The mechanics are similar to how fraud detection by machine learning can help, especially if your business processes large volumes of customer data on a daily basis. And the goal, of course, is to help reduce your AML costs by automatic risk detection as soon as possible.

5. Consider Pay-Per-Check Pricing

Most third-party AML solutions will lock you into expensive, multi-year contracts. It’s advantageous for the vendor but not so much for businesses with oscillating traffic volume.

For instance, you may want to increase your number of AML checks before a triple witching hour (when stock options and index futures expire at the same time). This usually involves an explosion in the volume of transactions, which can be exploited by money launderers. 

But what if you want to reduce your AML budget after that? Pay-per-API call payment models are the answer. Modern AML tools will give you much better ROI by letting you adapt your budget to the seasonal nature of the finance world. 

How SEON Helps Reduce the Cost of AML

SEON’s AML screening tool lets you check user identities against PEP, sanctions, crime lists, and other watchlists. It is the ideal solution to augment your AML compliance by combining it with KYC checks to benefit from:

  • Real-time data enrichment: Data is passively enriched using digital footprinting, allowing you to build complete customer profiles with as little information as an email address or phone number. 
  • Removing KYC and AML silos: All the information flows through the same system, making it easier to report, log and control your data.
  • More affordable PEP and sanctions checks: Our pay-per-check pricing model is very competitive.
  • Transaction monitoring: We let you monitor, flag, and even block high-risk transactions in real time.
  • Customer behavior analysis through risk rules: Control AML by identifying and flagging risky behavior, such as a sudden increase in deposits or suspiciously regular withdrawals that could indicate smurfing.

Ready to learn more about SEON’s AML tool?
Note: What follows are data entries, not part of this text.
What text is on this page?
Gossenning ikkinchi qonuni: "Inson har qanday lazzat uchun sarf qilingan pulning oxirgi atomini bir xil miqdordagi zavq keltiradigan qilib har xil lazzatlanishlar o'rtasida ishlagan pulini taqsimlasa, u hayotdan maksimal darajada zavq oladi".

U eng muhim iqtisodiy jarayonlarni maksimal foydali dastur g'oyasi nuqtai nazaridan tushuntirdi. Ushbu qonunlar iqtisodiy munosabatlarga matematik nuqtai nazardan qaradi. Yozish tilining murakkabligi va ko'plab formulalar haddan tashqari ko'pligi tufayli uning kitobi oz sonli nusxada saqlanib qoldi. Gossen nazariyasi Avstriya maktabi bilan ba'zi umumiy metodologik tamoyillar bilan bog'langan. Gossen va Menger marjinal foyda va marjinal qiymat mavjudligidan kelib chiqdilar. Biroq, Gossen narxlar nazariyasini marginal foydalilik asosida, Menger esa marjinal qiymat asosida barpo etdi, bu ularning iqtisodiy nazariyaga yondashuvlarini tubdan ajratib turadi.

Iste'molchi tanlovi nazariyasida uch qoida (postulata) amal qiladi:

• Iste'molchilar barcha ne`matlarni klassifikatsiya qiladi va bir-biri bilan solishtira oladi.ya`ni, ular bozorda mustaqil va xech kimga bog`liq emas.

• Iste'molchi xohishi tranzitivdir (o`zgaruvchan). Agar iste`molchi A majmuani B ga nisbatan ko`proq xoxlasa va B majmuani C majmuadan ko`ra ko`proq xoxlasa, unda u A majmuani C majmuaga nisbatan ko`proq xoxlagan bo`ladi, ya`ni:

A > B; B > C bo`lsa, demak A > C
Get in touch today.

Frequently Asked Questions on Reducing AML Costs

How can anti-money laundering be improved?

Anti-money laundering can be improved with modern regulatory software, designed to let you analyze user behavior, monitor the onboarding stage, and check the right lists (sanctions, PEP), all from the same dashboard.

What is an AML fee?

Some financial institutions pass on the cost of checking for money laundering to their customers. This is called an AML fee and is designed to meet regulatory requirements from governments to improve anti-money laundering.

How long does an AML registration take?

If you are registering your business to meet AML requirements, it can take up to 45 days for the process to go through, depending on the government agency.